Bacterial infections from biofilms are a major threat to human health because biofilm bacteria become very resistant to antibiotics and human immune responses. Effective and rapid antibiotic-susceptibility testing (AST) for biofilms is urgently required to guide effective antibiotic use and to survey the spread and emergence of antimicrobial resistance. Conventional AST techniques are not generally suitable for biofilms, thus the overall objective of this project is to provide an innovative, practical, and reliable AST for disease-causing biofilms. This AST will enable rapid, high-throughput, and real-time monitoring along with controllable manipulation of bacterial microenvironments and rapid biofilm formation from a low volume sample. This is accomplished by continuously monitoring bacterial extracellular electron transfers (EEFs) through their metabolic activities, which are impaired by effective antibiotics. Furthermore, a novel strategy will be created to rapidly construct a 3-D polymicrobial biofilm and to establish various biofilm models that mimic natural polymicrobial communities. The project will address grand challenges in microbial infections critical to U.S. healthcare and the economy. Findings will first be disseminated within the discipline through local and international conferences and journal publications; then they will be distributed through educational venues maximizing the project’s reach and impact.

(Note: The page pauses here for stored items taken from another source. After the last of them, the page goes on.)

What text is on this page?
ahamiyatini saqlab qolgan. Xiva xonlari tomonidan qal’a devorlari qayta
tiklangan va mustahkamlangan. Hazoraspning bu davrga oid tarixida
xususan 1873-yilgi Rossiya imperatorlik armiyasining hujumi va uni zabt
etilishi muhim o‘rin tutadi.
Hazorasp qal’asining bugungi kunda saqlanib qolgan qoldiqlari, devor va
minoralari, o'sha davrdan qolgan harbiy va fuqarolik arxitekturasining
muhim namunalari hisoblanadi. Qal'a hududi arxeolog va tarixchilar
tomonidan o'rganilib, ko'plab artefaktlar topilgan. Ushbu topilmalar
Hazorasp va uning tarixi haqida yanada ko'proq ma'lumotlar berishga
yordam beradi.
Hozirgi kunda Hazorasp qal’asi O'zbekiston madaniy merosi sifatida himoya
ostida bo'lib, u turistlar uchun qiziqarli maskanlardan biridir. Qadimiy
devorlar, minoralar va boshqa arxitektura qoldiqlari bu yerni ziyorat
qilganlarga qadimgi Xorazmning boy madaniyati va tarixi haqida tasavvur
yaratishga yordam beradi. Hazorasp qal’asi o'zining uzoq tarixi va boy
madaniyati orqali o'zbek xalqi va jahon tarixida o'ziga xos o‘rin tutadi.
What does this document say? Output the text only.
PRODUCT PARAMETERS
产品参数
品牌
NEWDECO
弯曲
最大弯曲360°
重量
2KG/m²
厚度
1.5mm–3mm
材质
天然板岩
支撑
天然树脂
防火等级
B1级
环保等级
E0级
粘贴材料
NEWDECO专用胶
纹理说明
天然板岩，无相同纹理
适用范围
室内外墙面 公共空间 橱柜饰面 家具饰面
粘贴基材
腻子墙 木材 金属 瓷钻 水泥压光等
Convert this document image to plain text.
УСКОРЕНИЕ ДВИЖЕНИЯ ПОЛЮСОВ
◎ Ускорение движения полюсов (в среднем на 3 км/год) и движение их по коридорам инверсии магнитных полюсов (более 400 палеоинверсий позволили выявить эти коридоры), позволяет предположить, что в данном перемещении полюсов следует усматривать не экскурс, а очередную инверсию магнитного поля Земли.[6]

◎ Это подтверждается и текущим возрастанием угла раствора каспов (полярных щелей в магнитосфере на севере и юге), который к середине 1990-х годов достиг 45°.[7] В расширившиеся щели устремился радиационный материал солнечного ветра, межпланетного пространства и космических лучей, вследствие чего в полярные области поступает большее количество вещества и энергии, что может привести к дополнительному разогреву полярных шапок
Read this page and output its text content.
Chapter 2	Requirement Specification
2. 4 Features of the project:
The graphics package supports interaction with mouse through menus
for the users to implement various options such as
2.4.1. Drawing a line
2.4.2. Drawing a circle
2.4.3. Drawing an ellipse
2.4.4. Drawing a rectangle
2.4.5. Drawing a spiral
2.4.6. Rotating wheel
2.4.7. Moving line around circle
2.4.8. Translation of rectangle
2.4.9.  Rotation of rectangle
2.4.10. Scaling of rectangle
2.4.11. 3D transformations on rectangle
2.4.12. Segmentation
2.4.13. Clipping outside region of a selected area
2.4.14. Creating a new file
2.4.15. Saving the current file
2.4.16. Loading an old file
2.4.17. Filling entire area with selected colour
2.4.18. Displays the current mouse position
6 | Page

This project aims to provide a new strategy for rapid and high-throughput assessment of antibiotic effectiveness against pathogenic biofilms by monitoring the energy output of bacteria in a 3-D multi-laminate structure of papers as a scaffold to support bacterial biofilms. Studies are designed to test a two-fold central hypothesis that: (1) the electrons collectively harvested from a group of cells in a biofilm can be strong enough as a transducing signal to sensitively and continuously monitor both bacterial growth and antibiotic susceptibility, and (2) a 3-D multi-laminate paper stack can provide a new strategy for rapid layer-by-layer biofilm formation in a high-throughput format. The research plan is organized under three aims: (1) create a real-time, sensitive biosensing platform to electrically evaluate antibiotic effectiveness of bacteria in a high-throughput (96 wells) and rapid (<5 hours) manner using microbial fuel cell (MFC) based biosensors previously developed by the investigator; (2) develop a multi-layer hydrophilic paper-based culturing platform for rapid biofilm formation with control of biofilm thickness and microbial concentration; and (3) demonstrate integration as a system and practical use with model biofilms of Pseudomonas aeruginosa and Enterococcus faecalis. In summary, the AST array developed will contribute to an in-depth understanding of the underlying dynamics of antibiotic resistance evolution in biofilms and test the effectiveness of an antibiotic regime for treating biofilm-associated infections.
This award reflects NSF's statutory mission and has been deemed worthy of support through evaluation using the Foundation's intellectual merit and broader impacts review criteria.